À l’audience publique qui s’est tenue le 17 mars 2026 à 14 h 30 au siège de la juridiction, en présence de :
M. [H] accompagné de Mme [E] [K] et Mme [G] [X], infirmières,
Me Nérome, avocat commis d’office de M. [I] [H], entendu en sa plaidoirie, qui a relevé la distorsion entre le certificat médical d’admission et le certificat médical des 24 heures.
M. [H] a été entendu, il a relaté qu’il s’était disputé avec son père, qu’il voulait arrêter les soins et traitements et vivre davantage dans la nature, qu’il voulait reprendre sa vie et vendre ses oeuvres d’art.
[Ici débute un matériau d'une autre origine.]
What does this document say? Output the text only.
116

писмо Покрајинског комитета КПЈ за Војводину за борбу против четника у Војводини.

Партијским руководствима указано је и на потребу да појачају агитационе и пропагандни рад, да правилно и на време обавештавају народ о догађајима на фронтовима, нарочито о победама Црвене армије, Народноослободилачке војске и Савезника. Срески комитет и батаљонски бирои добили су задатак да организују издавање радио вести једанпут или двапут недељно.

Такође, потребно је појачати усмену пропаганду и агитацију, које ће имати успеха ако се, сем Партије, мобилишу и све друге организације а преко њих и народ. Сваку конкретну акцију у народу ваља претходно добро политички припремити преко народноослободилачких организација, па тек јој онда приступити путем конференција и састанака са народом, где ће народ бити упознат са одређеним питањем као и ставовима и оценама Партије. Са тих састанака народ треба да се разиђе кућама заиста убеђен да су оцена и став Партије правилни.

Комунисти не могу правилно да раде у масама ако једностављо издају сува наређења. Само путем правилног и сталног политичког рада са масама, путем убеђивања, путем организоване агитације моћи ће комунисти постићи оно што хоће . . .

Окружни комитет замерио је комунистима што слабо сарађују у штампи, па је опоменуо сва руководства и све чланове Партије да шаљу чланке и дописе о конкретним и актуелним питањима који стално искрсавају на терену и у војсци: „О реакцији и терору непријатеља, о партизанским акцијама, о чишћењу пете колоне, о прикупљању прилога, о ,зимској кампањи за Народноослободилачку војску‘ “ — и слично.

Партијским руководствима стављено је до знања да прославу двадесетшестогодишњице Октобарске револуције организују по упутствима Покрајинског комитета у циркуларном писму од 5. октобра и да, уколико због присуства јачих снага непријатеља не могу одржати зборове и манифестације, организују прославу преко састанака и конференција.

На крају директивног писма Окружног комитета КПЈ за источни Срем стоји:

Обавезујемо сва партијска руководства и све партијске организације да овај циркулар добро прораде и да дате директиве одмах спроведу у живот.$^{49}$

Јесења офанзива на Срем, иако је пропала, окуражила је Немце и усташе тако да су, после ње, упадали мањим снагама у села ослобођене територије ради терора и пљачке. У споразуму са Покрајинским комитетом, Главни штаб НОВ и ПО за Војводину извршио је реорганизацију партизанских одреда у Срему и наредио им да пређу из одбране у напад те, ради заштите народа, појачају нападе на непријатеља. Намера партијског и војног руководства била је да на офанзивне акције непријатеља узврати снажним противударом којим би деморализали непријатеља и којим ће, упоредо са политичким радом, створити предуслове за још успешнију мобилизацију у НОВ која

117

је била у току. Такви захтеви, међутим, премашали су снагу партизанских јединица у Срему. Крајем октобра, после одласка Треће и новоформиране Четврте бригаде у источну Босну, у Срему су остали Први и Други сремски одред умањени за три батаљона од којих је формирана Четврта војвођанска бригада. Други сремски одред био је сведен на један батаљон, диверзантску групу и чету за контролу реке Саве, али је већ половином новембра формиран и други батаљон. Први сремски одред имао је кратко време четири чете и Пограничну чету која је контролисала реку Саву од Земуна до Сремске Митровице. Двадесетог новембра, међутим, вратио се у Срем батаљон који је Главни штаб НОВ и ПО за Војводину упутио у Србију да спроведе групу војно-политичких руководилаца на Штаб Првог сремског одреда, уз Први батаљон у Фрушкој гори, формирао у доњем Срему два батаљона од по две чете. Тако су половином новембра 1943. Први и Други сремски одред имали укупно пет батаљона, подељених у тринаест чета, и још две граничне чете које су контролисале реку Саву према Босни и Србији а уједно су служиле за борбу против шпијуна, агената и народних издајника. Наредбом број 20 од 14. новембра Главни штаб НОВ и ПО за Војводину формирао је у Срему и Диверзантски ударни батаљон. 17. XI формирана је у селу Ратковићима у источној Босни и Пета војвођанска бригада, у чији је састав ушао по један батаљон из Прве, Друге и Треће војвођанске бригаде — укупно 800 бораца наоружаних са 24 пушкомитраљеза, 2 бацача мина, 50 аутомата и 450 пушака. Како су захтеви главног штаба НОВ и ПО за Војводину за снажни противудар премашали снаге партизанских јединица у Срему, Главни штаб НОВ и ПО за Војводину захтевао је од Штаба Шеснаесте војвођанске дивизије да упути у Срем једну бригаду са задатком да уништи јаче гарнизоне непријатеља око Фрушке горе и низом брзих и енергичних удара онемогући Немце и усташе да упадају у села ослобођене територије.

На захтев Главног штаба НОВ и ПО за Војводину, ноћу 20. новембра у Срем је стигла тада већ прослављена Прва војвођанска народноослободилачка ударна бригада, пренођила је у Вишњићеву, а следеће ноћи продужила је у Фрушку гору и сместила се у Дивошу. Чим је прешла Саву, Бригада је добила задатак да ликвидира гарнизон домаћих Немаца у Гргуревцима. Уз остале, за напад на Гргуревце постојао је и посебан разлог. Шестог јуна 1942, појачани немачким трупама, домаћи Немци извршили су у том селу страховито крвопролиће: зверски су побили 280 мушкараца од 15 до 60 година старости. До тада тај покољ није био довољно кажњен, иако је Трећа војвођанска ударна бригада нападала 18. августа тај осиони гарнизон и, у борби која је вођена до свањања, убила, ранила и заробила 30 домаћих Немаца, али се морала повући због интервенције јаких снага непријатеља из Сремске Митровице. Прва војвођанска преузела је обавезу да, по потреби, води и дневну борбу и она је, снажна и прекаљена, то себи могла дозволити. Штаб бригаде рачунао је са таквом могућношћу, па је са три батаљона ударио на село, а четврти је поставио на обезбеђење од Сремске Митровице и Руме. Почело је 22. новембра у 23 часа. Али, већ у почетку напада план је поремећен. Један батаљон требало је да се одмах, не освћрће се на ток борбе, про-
Il a fait valoir que le traitement l’empêchait de s’exprimer, d’être lui-même et de travailler, qu’il ne croyait pas à l’efficacité des médicaments.
L’affaire a été mise en délibéré pour être rendu le 18 mars 2026.
Sur ce,
La déclaration d’appel motivée a été reçue au greffe de la cour et formée dans les délais légaux.
M. [H] a été admis en soins psychiatriques le 28 février 2026 à 9 h 57, au visa d’un péril imminent, suivant certificat du docteur [J] [R], urgentiste, le certificat médical des 24 heures du docteur [M] [T] [B] du 28 février 2026 a prescrit le maintien des soins sans consentement en hospitalisation complète, le certificat des 72 heures du docteur [P] [C] [Q] du 2 mars 2026 à 11 h 09 a prescrit également le maintien des soins sans consentement au visa d’un péril imminent, ces certificats relevant le refus des soins et la rupture du traitement.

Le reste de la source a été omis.